Po tym, jak Stany Zjednoczone wycofały większość swoich wojsk z Afganistanu, dużą część terytorium tego kraju zajęli talibowie. W niedzielę 15 sierpnia wkroczyli oni do stolicy kraju Kabulu i przejęli kontrolę nad pałacem prezydenckim. Państwa UE i NATO ewakuują swych obywateli oraz swoich współpracowników z Afganistanu.
W czwartek 26 sierpnia na lotnisku w Kabulu dżihadyści przeprowadzili samobójczy atak terrorystyczny, w którym zginęło około 170 Afgańczyków i 13 amerykańskich żołnierzy.

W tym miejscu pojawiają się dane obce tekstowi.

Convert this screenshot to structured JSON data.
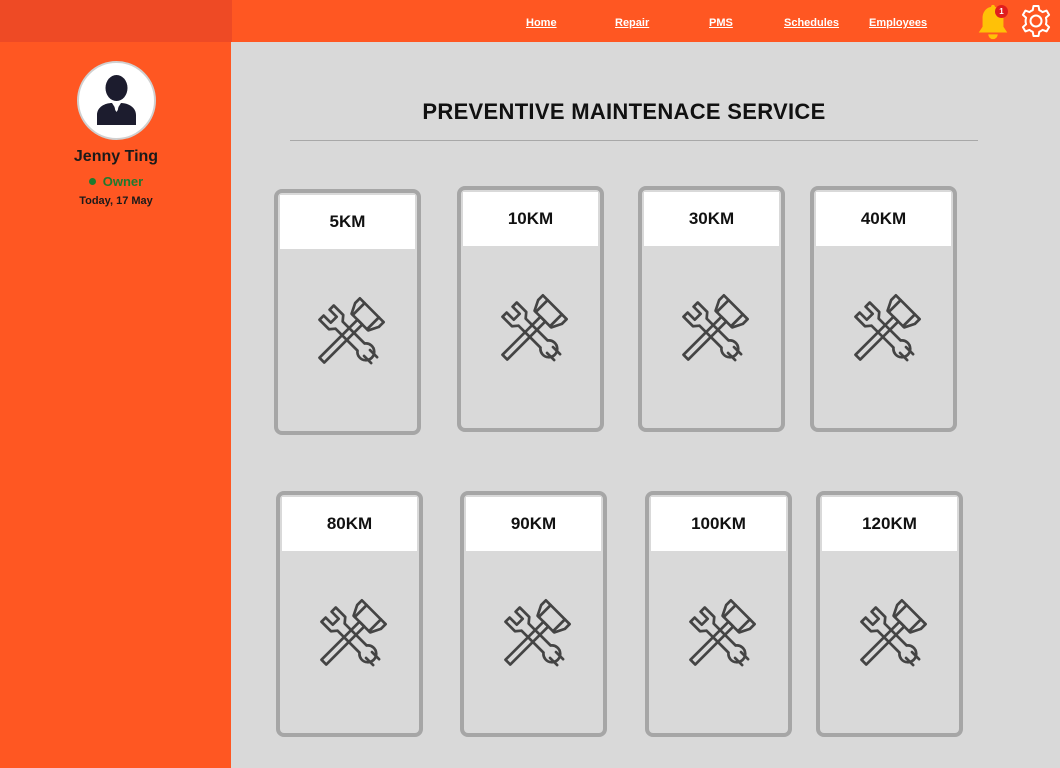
{
  "nav": {
    "items": [
      {
        "label": "Home"
      },
      {
        "label": "Repair"
      },
      {
        "label": "PMS"
      },
      {
        "label": "Schedules"
      },
      {
        "label": "Employees"
      }
    ],
    "notification_count": "1",
    "icons": {
      "notifications": "bell-icon",
      "settings": "gear-icon"
    }
  },
  "user": {
    "name": "Jenny Ting",
    "role": "Owner",
    "date": "Today, 17 May"
  },
  "main": {
    "title": "PREVENTIVE MAINTENACE SERVICE",
    "cards": [
      {
        "label": "5KM",
        "icon": "tools-icon"
      },
      {
        "label": "10KM",
        "icon": "tools-icon"
      },
      {
        "label": "30KM",
        "icon": "tools-icon"
      },
      {
        "label": "40KM",
        "icon": "tools-icon"
      },
      {
        "label": "80KM",
        "icon": "tools-icon"
      },
      {
        "label": "90KM",
        "icon": "tools-icon"
      },
      {
        "label": "100KM",
        "icon": "tools-icon"
      },
      {
        "label": "120KM",
        "icon": "tools-icon"
      }
    ]
  },
  "colors": {
    "accent": "#ff5722",
    "corner": "#ee4a25",
    "content_bg": "#d9d9d9",
    "bell": "#ffc107",
    "badge": "#e01e1e",
    "status_online": "#1f7a2e"
  }
}
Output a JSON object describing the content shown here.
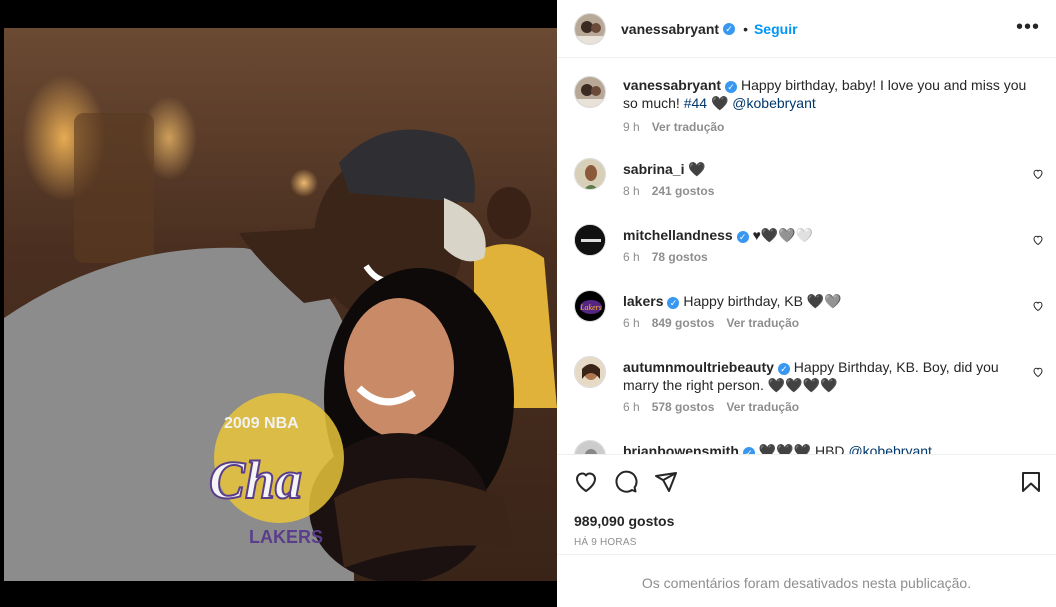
{
  "post": {
    "author": "vanessabryant",
    "follow_label": "Seguir",
    "dot": "•",
    "more_label": "•••",
    "caption_text": "Happy birthday, baby! I love you and miss you so much!",
    "caption_hashtag": "#44",
    "caption_heart": "🖤",
    "caption_mention": "@kobebryant",
    "caption_time": "9 h",
    "caption_translate": "Ver tradução"
  },
  "comments": [
    {
      "user": "sabrina_i",
      "text": "🖤",
      "time": "8 h",
      "likes": "241 gostos",
      "translate": ""
    },
    {
      "user": "mitchellandness",
      "text": "♥🖤🩶🤍",
      "time": "6 h",
      "likes": "78 gostos",
      "translate": ""
    },
    {
      "user": "lakers",
      "text": "Happy birthday, KB 🖤🩶",
      "time": "6 h",
      "likes": "849 gostos",
      "translate": "Ver tradução"
    },
    {
      "user": "autumnmoultriebeauty",
      "text": "Happy Birthday, KB. Boy, did you marry the right person. 🖤🖤🖤🖤",
      "time": "6 h",
      "likes": "578 gostos",
      "translate": "Ver tradução"
    },
    {
      "user": "brianbowensmith",
      "text": "🖤🖤🖤 HBD",
      "mention": "@kobebryant"
    }
  ],
  "footer": {
    "likes": "989,090 gostos",
    "ago": "HÁ 9 HORAS",
    "comments_disabled": "Os comentários foram desativados nesta publicação."
  },
  "colors": {
    "link": "#0095f6",
    "verified": "#3897f0",
    "muted": "#8e8e8e",
    "mention": "#00376b"
  }
}
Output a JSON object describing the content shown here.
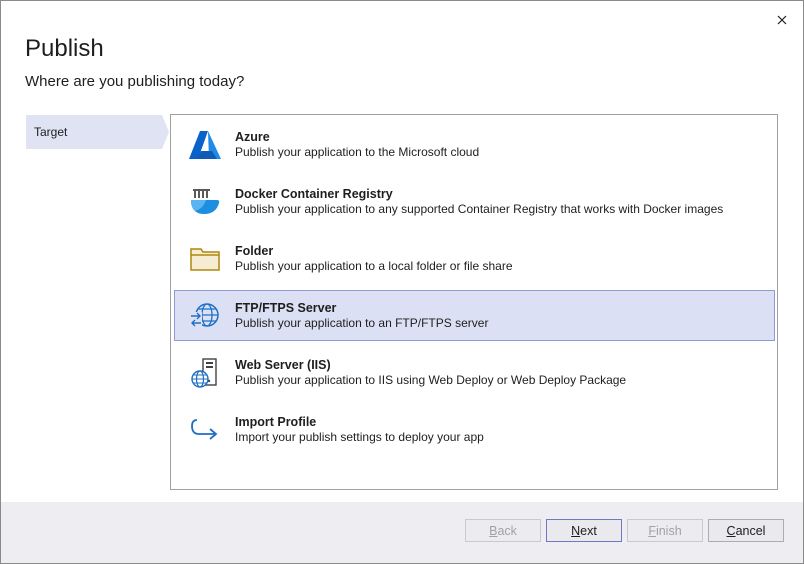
{
  "dialog": {
    "title": "Publish",
    "subtitle": "Where are you publishing today?"
  },
  "steps": [
    {
      "label": "Target"
    }
  ],
  "options": [
    {
      "icon": "azure-icon",
      "title": "Azure",
      "description": "Publish your application to the Microsoft cloud"
    },
    {
      "icon": "docker-icon",
      "title": "Docker Container Registry",
      "description": "Publish your application to any supported Container Registry that works with Docker images"
    },
    {
      "icon": "folder-icon",
      "title": "Folder",
      "description": "Publish your application to a local folder or file share"
    },
    {
      "icon": "ftp-globe-icon",
      "title": "FTP/FTPS Server",
      "description": "Publish your application to an FTP/FTPS server",
      "selected": true
    },
    {
      "icon": "web-server-icon",
      "title": "Web Server (IIS)",
      "description": "Publish your application to IIS using Web Deploy or Web Deploy Package"
    },
    {
      "icon": "import-arrow-icon",
      "title": "Import Profile",
      "description": "Import your publish settings to deploy your app"
    }
  ],
  "buttons": {
    "back": {
      "mnemonic": "B",
      "rest": "ack",
      "enabled": false
    },
    "next": {
      "mnemonic": "N",
      "rest": "ext",
      "enabled": true
    },
    "finish": {
      "mnemonic": "F",
      "rest": "inish",
      "enabled": false
    },
    "cancel": {
      "mnemonic": "C",
      "rest": "ancel",
      "enabled": true
    }
  },
  "colors": {
    "accent": "#0078d4",
    "selected_bg": "#dce0f5",
    "step_bg": "#dfe3f3",
    "folder": "#b8860b"
  }
}
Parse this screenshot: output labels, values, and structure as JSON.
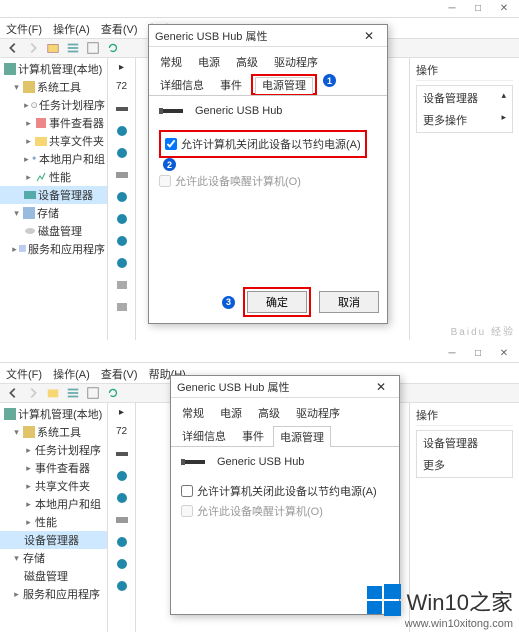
{
  "menu": {
    "file": "文件(F)",
    "action": "操作(A)",
    "view": "查看(V)",
    "help": "帮助(H)"
  },
  "tree": {
    "root": "计算机管理(本地)",
    "systools": "系统工具",
    "task": "任务计划程序",
    "event": "事件查看器",
    "shared": "共享文件夹",
    "users": "本地用户和组",
    "perf": "性能",
    "devmgr": "设备管理器",
    "storage": "存储",
    "disk": "磁盘管理",
    "svc": "服务和应用程序"
  },
  "stripLabel": "72",
  "dialog": {
    "title": "Generic USB Hub 属性",
    "tabs": {
      "general": "常规",
      "power": "电源",
      "advanced": "高级",
      "driver": "驱动程序",
      "details": "详细信息",
      "events": "事件",
      "powermgmt": "电源管理"
    },
    "device": "Generic USB Hub",
    "opt1": "允许计算机关闭此设备以节约电源(A)",
    "opt2": "允许此设备唤醒计算机(O)",
    "ok": "确定",
    "cancel": "取消"
  },
  "annots": {
    "one": "1",
    "two": "2",
    "three": "3"
  },
  "rightPane": {
    "header": "操作",
    "line1": "设备管理器",
    "line2": "更多操作",
    "line2b": "更多"
  },
  "titlebarText": "",
  "watermark": {
    "brand": "Win10之家",
    "url": "www.win10xitong.com"
  },
  "baidu": "Baidu 经验"
}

Prezydent Joe Biden zapowiedział odwet.
W piątek USA przeprowadziły atak. Dron, za pomocą którego zaatakowano siedzibę IS-Ch, wystartował z jednej z baz w regionie, poza Afganistanem.
Talibowie, którzy przejęli władzę w Afganistanie, potępili atak odwetowy Stanów Zjednoczonych.
Amerykanie powinni byli nas poinformować przed przeprowadzeniem tego nalotu. To był wyraźny atak dokonany na terytorium Afganistanu, zginęły dwie osoby, ranne zostały również dwie kobiety i dziecko - przekazał agencji Reutera rzecznik talibów Zabihullah Mudżahid.
Przedstawiciel ruchu poinformował również, że po opuszczeniu lotniska w Kabulu przez siły USA - co planowo ma nastąpić 31 sierpnia - kontrola nad portem lotniczym zostanie szybko przejęta przez talibów. Mudżahid powiedział, że na razie jest za wcześnie, by określić, czy talibowie będą potrzebowali pomocy Kataru lub Turcji przy zarządzaniu lotniskiem. Z drugiej strony zapewnił, że ruch posiada wystarczającą ilość personelu technicznego, by samodzielnie prowadzić operacje na lotnisku.